La medida de restringir el acceso al público visitante ya lleva más de cinco años y ha demostrado ser un completo fracaso. Las estadísticas actuales indican que la mitad de los episodios de violencia se producen entre distintas facciones de la misma barra. Curiosamente los hinchas de los equipos de ascenso por la medida mencionada no pueden concurrir en el torneo local pero sí pueden recorrer mil kilómetros para observar el partido de la Copa Argentina y cruzarse con otra hinchada, a cientos de kilómetros de su casa.

La violencia en el fútbol no es nueva. Al principio, los hinchas se peleaban por el honor y por defender los colores, eran peleas de hombres. La modernidad (con el ingreso del dinero y la mediatización) fue cambiando el escenario. Ahora ya no importan tanto los colores, el objetivo son las prebendas y la plata. Pertenecer al grupo de choque tiene privilegios: poder, dinero y fama. Un botín nada despreciable.
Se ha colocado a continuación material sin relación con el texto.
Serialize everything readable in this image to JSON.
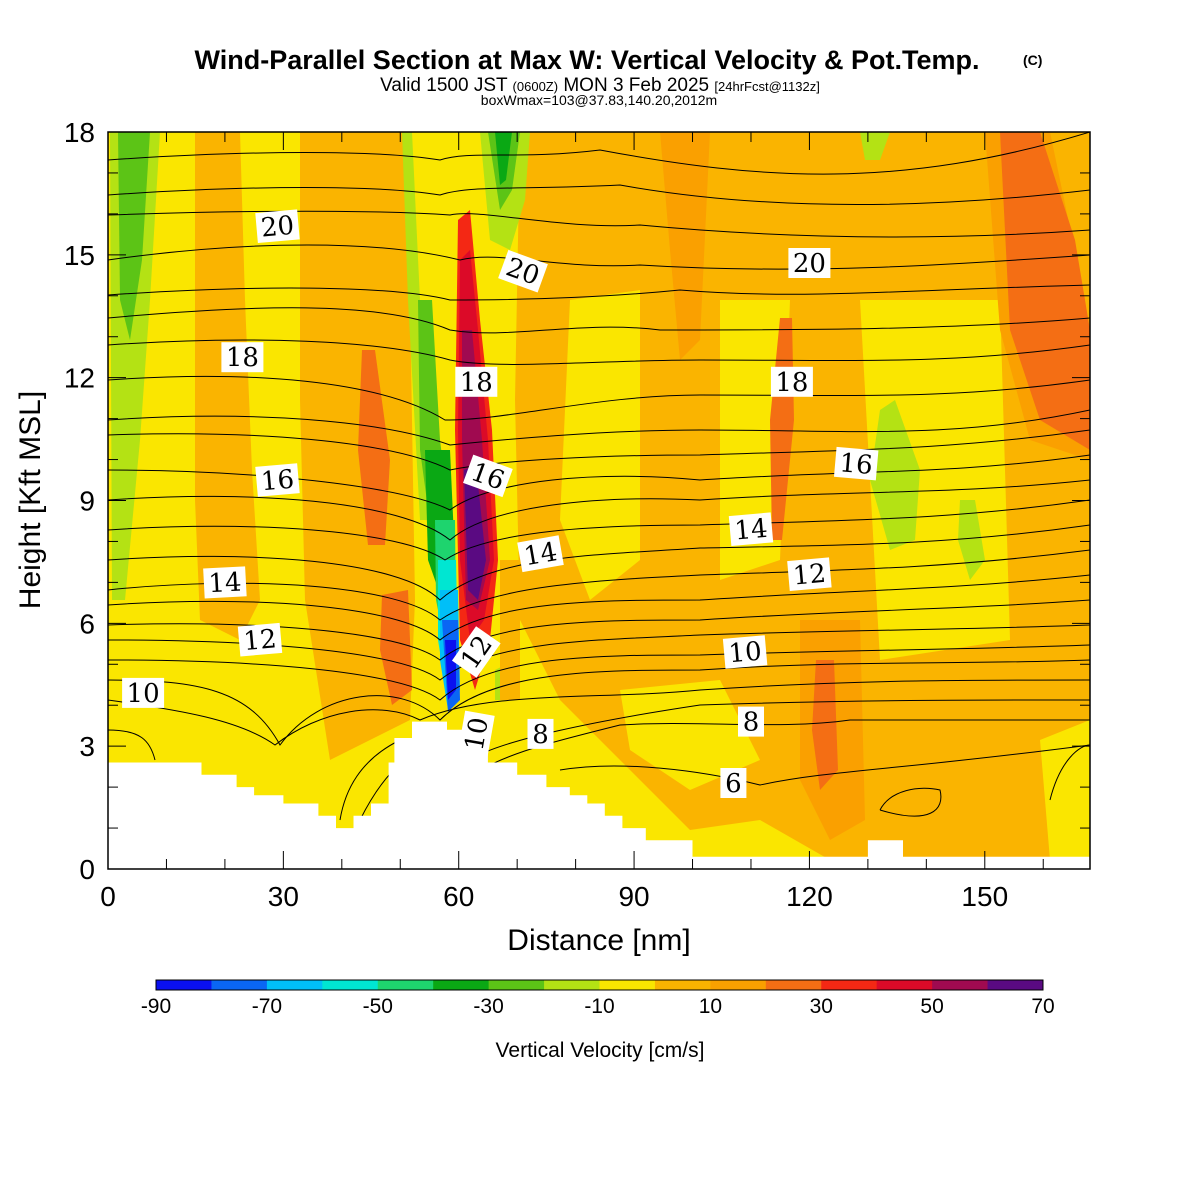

El hincha de antaño sentía amor por los colores, vivía por y para el club, jamás hubiese aceptado sacar unos pesitos de tesorería, ni siquiera para bancarse un viaje. A lo sumo y en caso de necesidad, les pedían una ayuda a los jugadores, esos que sí “vivían a costilla del club” y podían colaborar con la hinchada. El mangazo era una forma de compartir el esfuerzo por el viaje y al equipo supuestamente le convenía para sentirse acompañado. Esta fue una práctica institucionalizada entre planteles e hinchadas (a la que muchos accedimos) hasta que los negocios paralelos la tornaron irritante e innecesaria: de los jugadores se podían obtener migajas comparado con los altos márgenes de ganancia en otros emprendimientos asociados (léase estacionamientos, puestos de comida, reventa de entradas, etc)

Si los rumores de exclusión total para el público visitante son ciertos, el fútbol que conocíamos habrá dado un nuevo paso hacia su desaparición. La desidia de algunos y la violencia de otros, lo conducen directamente al abismo.

Y el día llegará en que el experimentado futbolista, de esos que primero disfrutaron de un partido a cancha llena (con dos hinchadas rivalizando) y después sobrevivieron la desazón de un estadio semivacío (donde era único destinatario de cantos de insulto o de aliento, dependiendo del escenario), levantará los brazos en el estadio vacío, a manera de saludo imaginario, y escuchará el sonido del silencio como respuesta espontánea. Las cámaras de televisión lo enfocarán en plano corto para que el espectador sentado en su casa aplauda y él, con todo el dolor del mundo encima, se largará a llorar por el triste destino de aquello que más amaba.